Half a million reasons* to go see the film, Bill Cunningham New York http://www.zeitgeistfilms.com/billcunninghamnewyork/index.html

On the whole I really enjoyed the film. It's playing in Toronto now and if you can get to see it, you should

 It's hard not to like it: Bill Cunningham is a modest and charming man and he's irresistibly likable. The film as a whole was irresistibly likable to me as well because it's set in New York and Paris, it features the New York Times, it's a documentary and a history, and it's all about clothes and fashion. It's also very thoughtful and smart. Really, what's not to like?

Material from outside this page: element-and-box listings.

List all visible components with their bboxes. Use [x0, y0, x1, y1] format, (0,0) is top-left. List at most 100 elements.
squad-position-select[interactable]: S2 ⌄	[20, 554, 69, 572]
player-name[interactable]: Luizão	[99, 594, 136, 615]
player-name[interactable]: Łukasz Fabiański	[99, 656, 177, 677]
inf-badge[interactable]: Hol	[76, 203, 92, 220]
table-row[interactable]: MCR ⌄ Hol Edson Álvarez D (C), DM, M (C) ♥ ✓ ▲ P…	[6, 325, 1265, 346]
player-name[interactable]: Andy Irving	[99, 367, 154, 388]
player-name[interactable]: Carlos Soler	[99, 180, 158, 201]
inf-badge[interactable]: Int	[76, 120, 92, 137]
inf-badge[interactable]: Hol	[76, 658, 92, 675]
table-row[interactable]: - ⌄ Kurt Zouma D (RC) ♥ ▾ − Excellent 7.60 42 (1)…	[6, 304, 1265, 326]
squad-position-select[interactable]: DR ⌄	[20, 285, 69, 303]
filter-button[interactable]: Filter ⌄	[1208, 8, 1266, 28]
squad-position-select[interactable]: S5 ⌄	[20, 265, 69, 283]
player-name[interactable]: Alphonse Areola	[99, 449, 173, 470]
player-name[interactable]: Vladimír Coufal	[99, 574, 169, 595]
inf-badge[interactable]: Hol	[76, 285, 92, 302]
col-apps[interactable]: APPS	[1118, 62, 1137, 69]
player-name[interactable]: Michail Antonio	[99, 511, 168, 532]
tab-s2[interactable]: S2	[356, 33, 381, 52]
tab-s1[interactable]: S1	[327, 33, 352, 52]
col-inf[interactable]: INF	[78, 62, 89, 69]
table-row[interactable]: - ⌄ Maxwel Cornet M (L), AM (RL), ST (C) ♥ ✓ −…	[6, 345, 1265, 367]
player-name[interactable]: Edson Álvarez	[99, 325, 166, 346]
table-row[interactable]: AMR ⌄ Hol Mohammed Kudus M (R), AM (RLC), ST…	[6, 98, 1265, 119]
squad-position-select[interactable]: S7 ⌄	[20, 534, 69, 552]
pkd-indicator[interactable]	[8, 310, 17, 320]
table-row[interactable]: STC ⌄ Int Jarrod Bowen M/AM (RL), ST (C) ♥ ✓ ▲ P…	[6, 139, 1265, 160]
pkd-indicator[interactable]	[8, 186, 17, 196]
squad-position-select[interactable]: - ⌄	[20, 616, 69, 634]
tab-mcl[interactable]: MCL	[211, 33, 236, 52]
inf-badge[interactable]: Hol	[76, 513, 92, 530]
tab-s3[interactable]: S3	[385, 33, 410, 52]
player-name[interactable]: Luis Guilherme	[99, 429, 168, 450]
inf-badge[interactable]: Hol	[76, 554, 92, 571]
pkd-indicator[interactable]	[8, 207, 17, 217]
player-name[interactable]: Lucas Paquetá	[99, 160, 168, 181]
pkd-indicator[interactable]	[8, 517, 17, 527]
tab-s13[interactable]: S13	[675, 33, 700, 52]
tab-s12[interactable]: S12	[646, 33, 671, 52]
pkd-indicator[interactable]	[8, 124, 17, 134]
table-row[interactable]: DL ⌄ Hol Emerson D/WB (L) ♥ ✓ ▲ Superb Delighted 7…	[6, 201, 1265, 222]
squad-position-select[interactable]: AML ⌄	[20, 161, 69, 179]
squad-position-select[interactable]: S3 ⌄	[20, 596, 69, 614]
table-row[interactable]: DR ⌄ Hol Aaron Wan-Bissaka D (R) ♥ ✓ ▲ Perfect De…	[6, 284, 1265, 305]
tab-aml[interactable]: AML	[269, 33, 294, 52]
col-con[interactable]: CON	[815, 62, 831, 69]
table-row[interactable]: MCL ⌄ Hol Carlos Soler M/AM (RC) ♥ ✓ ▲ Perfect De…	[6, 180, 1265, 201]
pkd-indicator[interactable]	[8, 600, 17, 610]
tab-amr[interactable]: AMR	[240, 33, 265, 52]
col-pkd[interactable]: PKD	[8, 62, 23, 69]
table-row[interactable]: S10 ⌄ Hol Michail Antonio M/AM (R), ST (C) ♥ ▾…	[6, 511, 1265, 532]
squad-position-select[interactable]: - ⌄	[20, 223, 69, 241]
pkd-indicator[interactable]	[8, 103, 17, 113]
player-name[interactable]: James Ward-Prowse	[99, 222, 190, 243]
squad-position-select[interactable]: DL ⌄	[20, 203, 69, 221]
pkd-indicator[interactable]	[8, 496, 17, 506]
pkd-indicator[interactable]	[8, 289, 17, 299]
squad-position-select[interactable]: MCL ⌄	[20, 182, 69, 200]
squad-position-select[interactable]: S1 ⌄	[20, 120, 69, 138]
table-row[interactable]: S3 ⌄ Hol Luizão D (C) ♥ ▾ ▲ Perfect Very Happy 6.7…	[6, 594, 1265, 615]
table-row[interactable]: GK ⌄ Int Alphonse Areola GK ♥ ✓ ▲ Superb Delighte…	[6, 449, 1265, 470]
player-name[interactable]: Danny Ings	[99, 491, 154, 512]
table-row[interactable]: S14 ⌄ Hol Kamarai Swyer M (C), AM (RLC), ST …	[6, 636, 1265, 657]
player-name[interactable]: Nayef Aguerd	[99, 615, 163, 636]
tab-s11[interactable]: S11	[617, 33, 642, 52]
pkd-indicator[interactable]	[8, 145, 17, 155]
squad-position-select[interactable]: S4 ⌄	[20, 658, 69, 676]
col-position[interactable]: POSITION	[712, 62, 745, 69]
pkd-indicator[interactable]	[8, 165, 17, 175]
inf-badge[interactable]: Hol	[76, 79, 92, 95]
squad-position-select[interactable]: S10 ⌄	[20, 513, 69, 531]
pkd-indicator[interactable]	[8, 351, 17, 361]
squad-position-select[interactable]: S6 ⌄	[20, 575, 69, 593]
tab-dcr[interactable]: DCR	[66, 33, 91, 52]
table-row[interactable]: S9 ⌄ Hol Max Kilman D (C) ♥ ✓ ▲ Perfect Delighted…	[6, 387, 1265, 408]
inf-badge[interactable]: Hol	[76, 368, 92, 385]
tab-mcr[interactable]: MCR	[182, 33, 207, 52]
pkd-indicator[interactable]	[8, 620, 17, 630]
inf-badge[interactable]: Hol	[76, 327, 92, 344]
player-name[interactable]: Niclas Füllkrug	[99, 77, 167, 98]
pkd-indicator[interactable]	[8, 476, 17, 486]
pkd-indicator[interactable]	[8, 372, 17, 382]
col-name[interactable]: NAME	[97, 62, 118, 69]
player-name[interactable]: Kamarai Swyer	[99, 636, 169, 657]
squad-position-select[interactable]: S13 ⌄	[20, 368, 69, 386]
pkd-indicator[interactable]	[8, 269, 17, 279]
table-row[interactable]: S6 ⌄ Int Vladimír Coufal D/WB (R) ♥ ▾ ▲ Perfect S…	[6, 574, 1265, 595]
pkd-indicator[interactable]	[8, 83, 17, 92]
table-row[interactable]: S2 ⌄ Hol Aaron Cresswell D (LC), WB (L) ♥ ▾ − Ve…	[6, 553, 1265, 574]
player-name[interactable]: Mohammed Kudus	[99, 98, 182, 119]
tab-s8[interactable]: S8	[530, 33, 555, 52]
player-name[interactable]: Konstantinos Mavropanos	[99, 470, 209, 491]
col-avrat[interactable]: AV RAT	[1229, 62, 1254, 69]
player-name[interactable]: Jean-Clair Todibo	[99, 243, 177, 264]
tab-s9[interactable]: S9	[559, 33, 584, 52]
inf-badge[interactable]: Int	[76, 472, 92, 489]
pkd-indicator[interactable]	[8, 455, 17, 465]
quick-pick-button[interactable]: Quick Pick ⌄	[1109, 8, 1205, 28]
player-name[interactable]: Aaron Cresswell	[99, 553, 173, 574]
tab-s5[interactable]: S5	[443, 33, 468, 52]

There are many great threads going on in the film. First off, it is a character study of Bill. What makes him tirelessly trek up and down Manhattan on his bicycle, taking all of the photos that he does? What does he live the modest life he lives? How is it he is so close to these people he seems nothing like in many ways?

Bill is both an aesthetic and an ascetic, which I found fascinating. He is driven to find beauty in the world and capture it, while at the same time living a monk-like existence in his tiny apartment above Carnegie Hall. He loves great clothing, yet he wears the most minimal of things for himself. He is well known by the rich and powerful, yet he lives a frugal life, living with no kitchen and sharing a common bathroom.

In fact, there are a great many contrasts in the film. Many of the people interviewed live in wealthy homes or are extremely fashionable and stylish. Bill is none of those things. He is admired and lauded, but all he wants to do is be invisible and take photographs. At one point he takes about how great designers were inspired by bag ladies, and how in some ways this was a taboo topic.

The film is packed with history. It's mostly recent, but I sense the filmmakers are especially attuned to life in New York in the 80s. Much of the music in the film is from that time period, and there is alot of talk of when Bill worked for Details magazine at the time. But it is really not of one time and Bill is timeless (and seemingly ageless) in many ways.

  Bill Cunningham reminds me alot of the great Parisian photographer Eugène Atget. Like Atget, Bill is an artist, but like Atget, his artistry comes through not in his rejection of things but in his acceptance of things. Like Atget, Bill wants it all. He wants all his pictures in the paper, he wants all types of people to be perceived as stylish and fashionable and beautiful. That's not to say his photos are random or accidental. He takes photos quite deliberately. I think he is in love with the world and the beauty of the world, and he cannot see why he should reject any of it.

There's much more about the film and the man that is interesting, but I'll leave that for you to discover when you go and see it. Even if you did not like clothes, I think you'd be fascinated by this man and what he does.  I greatly admire him, and I am glad they made a film about him. I think you should see it.

Right now it is playing at the Varsity in downtown Toronto.

* My estimate of how many photos Bill has taken since the 1960s, based on at least a 24 roll a day, 365 days a year.